In the Senate, the Democrats had proposed a resolution which repeated the original preamble of the ATSIC bill dealing with European occupation and Aboriginal dispossession and which called for "an instrument of understanding and reconciliation with the Aboriginal and Torres Strait Islander People". The resolution was carried in the Senate with support from the Government. The understanding was that it would be proposed by the Government in the House of Representatives.
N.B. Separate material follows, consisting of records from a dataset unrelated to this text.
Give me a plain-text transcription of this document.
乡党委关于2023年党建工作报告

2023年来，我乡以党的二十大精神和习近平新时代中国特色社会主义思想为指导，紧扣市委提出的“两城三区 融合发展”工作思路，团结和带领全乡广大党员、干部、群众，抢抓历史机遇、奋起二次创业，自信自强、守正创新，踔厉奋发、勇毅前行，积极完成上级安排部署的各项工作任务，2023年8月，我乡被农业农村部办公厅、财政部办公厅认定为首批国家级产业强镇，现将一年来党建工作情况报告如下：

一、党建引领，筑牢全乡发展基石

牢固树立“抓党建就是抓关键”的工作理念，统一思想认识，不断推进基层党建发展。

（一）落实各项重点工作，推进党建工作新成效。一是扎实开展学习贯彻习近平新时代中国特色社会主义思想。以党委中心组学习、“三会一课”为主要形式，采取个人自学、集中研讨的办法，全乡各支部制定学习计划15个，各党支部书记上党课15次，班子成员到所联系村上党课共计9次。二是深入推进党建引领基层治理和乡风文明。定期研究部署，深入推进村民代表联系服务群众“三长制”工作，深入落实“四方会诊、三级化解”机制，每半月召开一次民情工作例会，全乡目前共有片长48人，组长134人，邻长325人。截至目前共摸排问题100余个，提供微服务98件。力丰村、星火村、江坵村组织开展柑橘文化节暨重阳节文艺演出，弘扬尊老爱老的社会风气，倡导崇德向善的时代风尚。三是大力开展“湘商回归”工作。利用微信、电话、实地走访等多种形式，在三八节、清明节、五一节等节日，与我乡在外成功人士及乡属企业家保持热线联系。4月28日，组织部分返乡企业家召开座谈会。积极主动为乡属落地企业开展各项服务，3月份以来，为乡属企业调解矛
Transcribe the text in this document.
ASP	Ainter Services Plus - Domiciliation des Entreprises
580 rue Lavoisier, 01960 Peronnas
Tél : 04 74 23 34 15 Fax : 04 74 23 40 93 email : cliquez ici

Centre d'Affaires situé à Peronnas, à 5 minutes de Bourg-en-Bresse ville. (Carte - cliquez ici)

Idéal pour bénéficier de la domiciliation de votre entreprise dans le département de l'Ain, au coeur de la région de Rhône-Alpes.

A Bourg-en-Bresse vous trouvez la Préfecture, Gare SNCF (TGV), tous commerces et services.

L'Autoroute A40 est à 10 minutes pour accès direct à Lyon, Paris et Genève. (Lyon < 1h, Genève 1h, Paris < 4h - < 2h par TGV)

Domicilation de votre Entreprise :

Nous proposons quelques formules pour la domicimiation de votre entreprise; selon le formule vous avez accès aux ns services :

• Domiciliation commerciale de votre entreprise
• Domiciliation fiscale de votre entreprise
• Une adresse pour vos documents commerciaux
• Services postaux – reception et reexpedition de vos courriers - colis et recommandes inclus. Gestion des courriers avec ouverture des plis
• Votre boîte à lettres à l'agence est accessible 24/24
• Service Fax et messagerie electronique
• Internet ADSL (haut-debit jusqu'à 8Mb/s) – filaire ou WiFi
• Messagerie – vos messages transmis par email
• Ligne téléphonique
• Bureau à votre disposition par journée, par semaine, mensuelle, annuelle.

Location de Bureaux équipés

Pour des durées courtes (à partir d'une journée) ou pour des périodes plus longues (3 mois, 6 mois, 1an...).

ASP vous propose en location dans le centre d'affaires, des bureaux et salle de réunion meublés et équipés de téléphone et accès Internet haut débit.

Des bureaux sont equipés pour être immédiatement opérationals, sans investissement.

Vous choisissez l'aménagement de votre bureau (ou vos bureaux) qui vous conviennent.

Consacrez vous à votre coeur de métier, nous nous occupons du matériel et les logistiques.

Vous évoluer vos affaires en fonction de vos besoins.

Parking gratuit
Senator John Coulter, the Democrat Spokesman on Aboriginal Affairs, had closed his remarks in the mammoth Senate session with: "I make a plea to the Prime Minister of Australia: a motion dealing with this matter was moved by the Prime Minister in the House of Representatives on the first day of sitting in this new Parliament House, and it would be very appropriate, when this resolution goes down to the House of Representatives, that it be put to the House not by the Minister for Aboriginal Affairs, Gerry Hand, but by the Prime Minister of Australia. That would elevate it to the importance that it should have." His plea went unheeded. The Government did not proceed with the resolution at all. In the end, the House of Representatives passed neither the preamble nor the resolution. Self-determination, the Treaty proposal, and even the modest suggestion of an instrument of understanding went on to the back burner. During the election campaign, the ALP said that consultations on a treaty had been delayed by problems with ATSIC.

Conclusion

Ms O'Donoghue launched ATSIC saying, "Today we embark upon a journey which will provide both opportunity and challenge. The opportunities include bringing greater strength and unity to our people. We have the chance to convince everyone that we can direct the course of our lives and our destiny on both the local and national scale." ATSIC is by no means perfect. But now that it is in place, the structure ought to be used to allow local communities to exercise their entitlement to self-management and self-determination under the Constitution and laws of the Commonwealth of Australia. It would be a tragedy if Aboriginal energies were exhausted on bartering and carving up the national and regional cakes and not exercised in utilising the local share of the cake efficiently and equitably obtained. The test of the pudding will be in the eating, not in measuring out the ingredients. If ATSIC is to work, local communities will have to own it as theirs - their voice and their partnership.